Nur Bares ist Wahres - Bonuszahlungen in Form von Aktien

Fast 130 Millionen neue Aktien bringt die Commerzbank in Umlauf. Die daraus erzielten Einnahmen, die sich auf über 150 Millionen Euro belaufen werden, kommen nur zu einem Teil dem Bankhaus zugute. In erster Linie fließen die frischen Gelder auf die Konten der Mitarbeiter, die sich im letzten Jahr zustehende Bonuszahlungen in Form von Aktien auszahlen ließen.

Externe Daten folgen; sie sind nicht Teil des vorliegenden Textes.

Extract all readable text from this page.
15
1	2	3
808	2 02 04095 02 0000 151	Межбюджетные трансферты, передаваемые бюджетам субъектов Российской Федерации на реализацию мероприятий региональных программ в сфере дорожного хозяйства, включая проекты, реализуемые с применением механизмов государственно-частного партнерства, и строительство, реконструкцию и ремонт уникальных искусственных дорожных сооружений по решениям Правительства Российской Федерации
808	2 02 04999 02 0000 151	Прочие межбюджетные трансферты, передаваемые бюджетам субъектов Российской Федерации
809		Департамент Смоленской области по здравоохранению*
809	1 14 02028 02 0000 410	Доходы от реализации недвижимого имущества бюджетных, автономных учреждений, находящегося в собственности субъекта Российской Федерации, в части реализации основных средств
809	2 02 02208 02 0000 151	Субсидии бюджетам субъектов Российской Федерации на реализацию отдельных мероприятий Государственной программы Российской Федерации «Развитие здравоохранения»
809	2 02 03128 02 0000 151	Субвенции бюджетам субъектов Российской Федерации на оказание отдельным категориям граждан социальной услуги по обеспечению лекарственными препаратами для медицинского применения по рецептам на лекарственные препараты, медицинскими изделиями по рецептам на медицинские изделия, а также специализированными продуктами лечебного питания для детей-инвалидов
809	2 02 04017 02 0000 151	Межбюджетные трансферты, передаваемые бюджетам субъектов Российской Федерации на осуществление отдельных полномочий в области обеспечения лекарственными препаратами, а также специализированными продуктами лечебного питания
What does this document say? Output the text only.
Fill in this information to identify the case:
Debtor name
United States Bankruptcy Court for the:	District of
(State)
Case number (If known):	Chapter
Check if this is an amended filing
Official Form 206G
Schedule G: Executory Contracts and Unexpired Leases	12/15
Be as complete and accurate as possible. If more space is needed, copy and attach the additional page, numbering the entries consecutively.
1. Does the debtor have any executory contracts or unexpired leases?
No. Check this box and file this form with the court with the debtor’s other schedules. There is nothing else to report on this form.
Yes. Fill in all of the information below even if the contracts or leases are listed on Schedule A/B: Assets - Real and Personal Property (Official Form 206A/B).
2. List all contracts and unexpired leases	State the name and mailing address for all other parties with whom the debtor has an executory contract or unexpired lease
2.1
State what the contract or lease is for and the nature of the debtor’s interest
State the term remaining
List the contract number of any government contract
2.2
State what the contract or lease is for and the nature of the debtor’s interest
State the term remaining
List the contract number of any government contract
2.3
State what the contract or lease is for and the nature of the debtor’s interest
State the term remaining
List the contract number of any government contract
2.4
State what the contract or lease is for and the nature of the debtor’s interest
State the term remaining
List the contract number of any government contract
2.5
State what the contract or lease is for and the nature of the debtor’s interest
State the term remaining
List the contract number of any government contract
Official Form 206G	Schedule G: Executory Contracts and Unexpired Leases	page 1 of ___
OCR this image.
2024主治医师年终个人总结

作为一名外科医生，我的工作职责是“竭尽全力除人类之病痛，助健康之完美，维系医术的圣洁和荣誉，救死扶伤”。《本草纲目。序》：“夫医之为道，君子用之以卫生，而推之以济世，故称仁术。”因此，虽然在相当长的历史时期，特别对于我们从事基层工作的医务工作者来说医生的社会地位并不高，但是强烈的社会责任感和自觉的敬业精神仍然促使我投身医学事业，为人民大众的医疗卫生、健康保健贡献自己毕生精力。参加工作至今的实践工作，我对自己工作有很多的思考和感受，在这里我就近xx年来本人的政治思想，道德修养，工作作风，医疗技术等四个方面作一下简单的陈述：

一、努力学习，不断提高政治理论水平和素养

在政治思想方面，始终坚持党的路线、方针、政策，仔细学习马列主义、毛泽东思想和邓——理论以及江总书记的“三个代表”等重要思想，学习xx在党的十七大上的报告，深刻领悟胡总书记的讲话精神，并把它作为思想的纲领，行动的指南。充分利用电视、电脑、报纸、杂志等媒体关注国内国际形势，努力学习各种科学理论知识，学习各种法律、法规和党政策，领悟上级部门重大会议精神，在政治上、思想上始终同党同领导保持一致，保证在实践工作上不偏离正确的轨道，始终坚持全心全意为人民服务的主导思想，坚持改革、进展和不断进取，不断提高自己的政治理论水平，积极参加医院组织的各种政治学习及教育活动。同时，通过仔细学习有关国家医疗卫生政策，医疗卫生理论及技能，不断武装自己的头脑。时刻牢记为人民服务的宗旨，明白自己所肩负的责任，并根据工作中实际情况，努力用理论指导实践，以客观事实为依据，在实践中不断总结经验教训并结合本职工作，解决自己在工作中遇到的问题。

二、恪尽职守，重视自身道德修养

60 Prozent dieser Mitarbeiter allerdings haben sich zum sofortigen Verkauf der Papiere entschlossen. Mit Unterstützung der Deutschen Bank sollen die Aktien schnellstmöglich bei Investoren platziert werden.

Die Ausgabe von Aktien als Bonuszahlung hat für beide Seiten Vorteile. Der Commerzbank kommt der Deal äußerst gelegen, kann sie auf diese Weise die scharfen Eigenkapitalanforderungen gemäß Basel III erfüllen. Die Führungskräfte von Deutschlands Nummer zwei unter den Banken haben es selbst in der Hand, durch gute Arbeit den Wert der Aktien zu steigern und somit auch ihren Bonus in die Höhe zu schicken.

Die Commerzbank, an der der Bund mit etwas mehr als 25 Prozent beteiligt ist, besorgt sich auf diese Weise neues Kapital. Der Trick, Lohnforderungen in Eigenkapital umzuwandeln, scheint zu funktionieren. Die notwendige Kapitalerhöhung bessert das Grundkapital der Bank signifikant auf. Im Gegensatz dazu würde eine Barauszahlung die Gewinnrücklagen erheblich schmälern.